Keep it up and feed me with some more stories :heart:

3103394 Thank you! I've been dying to get a critic in here. Now let me try to explain some things.

1. As far as I recall I did actually start a new paragraph each time a different character spoke, if not I'm blaming the copy paste, as when I let my story be pre-read, My pre-reader edits it for me instead of telling me what's wrong and where. To avoid any possible confusion, yes i write my own original stuff. As for the text being jumbled, I apologize for that I was honestly trying to take up room In the story so I added random text.

2. I will agree on jerky and unstable describing out of honesty I have and will admit to being a novice writer, I have my moments, but I'm not fluent with said moments.

3. Then ending was sudden for a lot of reason actually.. The first being I was happy that it was finally four thousand words and I didn't want to drone on anymore. Yes I could have describe in detail in just saying, but I didn't want to jump back into a memory or something,

All in all I do honestly thank you for rating it! :D I need more critics like you so I can improve Thank you so much :twilightsmile: Also on a side note, you should see what this and more others look like before editing lol. I over punctuate.

3104309 I will always have more stories for you to read :raritywink: Actually I had an idea or two hit me for other fics while I was writing this! More chapter will be coming of my other fic too, once I get around to actually writing it again.

3104707

It's really no problem, you have a lot of potential, and I don't say that about a lot of novice authors I meet. You'll find that writing a story flow gets easier as you get more experience under your buckle. Just take your time to write and don't rush it. Good writing takes time to develop, if you force yourself to write, it won't come out very well.
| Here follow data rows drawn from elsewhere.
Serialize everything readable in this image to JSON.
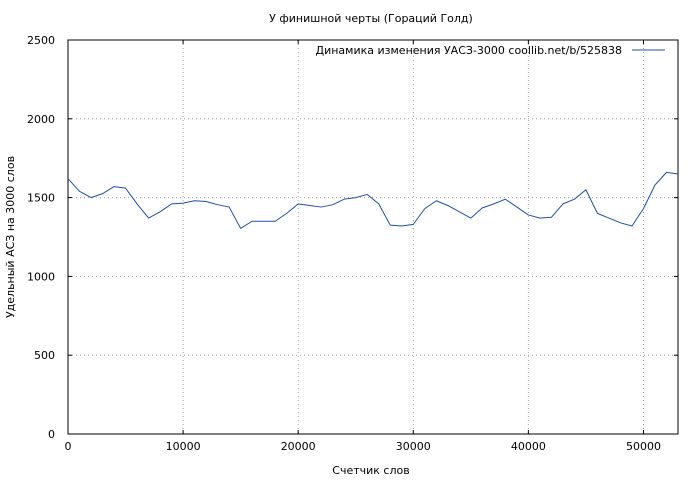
{
  "chart_data": {
    "type": "line",
    "title": "У финишной черты (Гораций Голд)",
    "xlabel": "Счетчик слов",
    "ylabel": "Удельный АСЗ на 3000 слов",
    "xlim": [
      0,
      53000
    ],
    "ylim": [
      0,
      2500
    ],
    "x_ticks": [
      0,
      10000,
      20000,
      30000,
      40000,
      50000
    ],
    "y_ticks": [
      0,
      500,
      1000,
      1500,
      2000,
      2500
    ],
    "grid": true,
    "legend_position": "top-right",
    "series": [
      {
        "name": "Динамика изменения УАСЗ-3000  coollib.net/b/525838",
        "color": "#1f4fa8",
        "points": [
          [
            0,
            1620
          ],
          [
            1000,
            1540
          ],
          [
            2000,
            1500
          ],
          [
            3000,
            1525
          ],
          [
            4000,
            1570
          ],
          [
            5000,
            1560
          ],
          [
            6000,
            1460
          ],
          [
            7000,
            1370
          ],
          [
            8000,
            1410
          ],
          [
            9000,
            1460
          ],
          [
            10000,
            1465
          ],
          [
            11000,
            1480
          ],
          [
            12000,
            1475
          ],
          [
            13000,
            1455
          ],
          [
            14000,
            1440
          ],
          [
            15000,
            1305
          ],
          [
            16000,
            1350
          ],
          [
            17000,
            1350
          ],
          [
            18000,
            1350
          ],
          [
            19000,
            1400
          ],
          [
            20000,
            1460
          ],
          [
            21000,
            1450
          ],
          [
            22000,
            1440
          ],
          [
            23000,
            1455
          ],
          [
            24000,
            1490
          ],
          [
            25000,
            1500
          ],
          [
            26000,
            1520
          ],
          [
            27000,
            1460
          ],
          [
            28000,
            1325
          ],
          [
            29000,
            1320
          ],
          [
            30000,
            1330
          ],
          [
            31000,
            1430
          ],
          [
            32000,
            1480
          ],
          [
            33000,
            1450
          ],
          [
            34000,
            1410
          ],
          [
            35000,
            1370
          ],
          [
            36000,
            1435
          ],
          [
            37000,
            1460
          ],
          [
            38000,
            1490
          ],
          [
            39000,
            1440
          ],
          [
            40000,
            1390
          ],
          [
            41000,
            1370
          ],
          [
            42000,
            1375
          ],
          [
            43000,
            1460
          ],
          [
            44000,
            1490
          ],
          [
            45000,
            1550
          ],
          [
            46000,
            1400
          ],
          [
            47000,
            1370
          ],
          [
            48000,
            1340
          ],
          [
            49000,
            1320
          ],
          [
            50000,
            1430
          ],
          [
            51000,
            1580
          ],
          [
            52000,
            1660
          ],
          [
            53000,
            1650
          ]
        ]
      }
    ]
  }
}
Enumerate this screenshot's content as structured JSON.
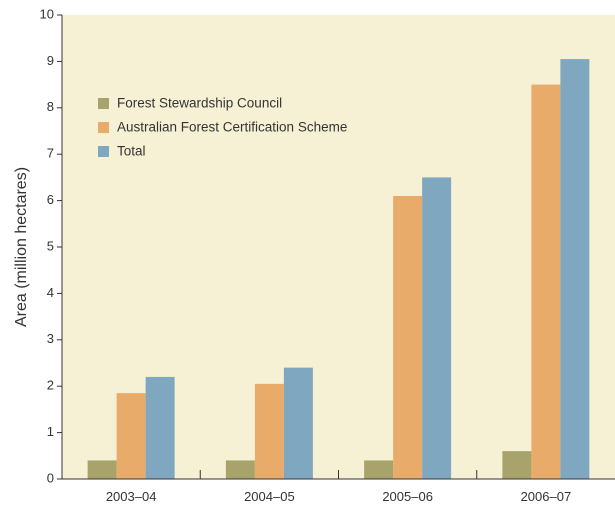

This is actually the best OC fic I've seen in a while, since most of them now consist of Mary Sues. But yes, it's all in the matter of execution.

3105952 That means a lot thank you. Considering this is my first OC fic also means that much more. The next fic i write ill be sure to take my time

Ya dun good.

A very nice story. The only question I have is this:

Midnight went up to the Apple Family stand, where Granny Smith was working, and bought a bunch of apples for her date.

How old IS Granny? :pinkiegasp: :trollestia:

3359854 well i did some looking.. She was there when Ponyville was made so technically it works, but at the same time doesn't. Who knows maybe even older then Celestia.

This is my second time reading this fic and despite the poor english the story itself is really good. Why does Luna x Snowdrop get no love?

After getting to the market, in a much slower pace then she would've liked, Midnight went up to the Apple Family stand, where Granny Smith was working,

Is Granny Smith secretly an Alicorn?!?
:derpytongue2:

in all seriousness though, this fic was adorable...and somehow, the only Luna x Snowdrop fic on this entire site
Why don't more people write this pairing?

9272786
I was kinda sad no other artists really took a stab at this pairing either. As for Granny she might just be!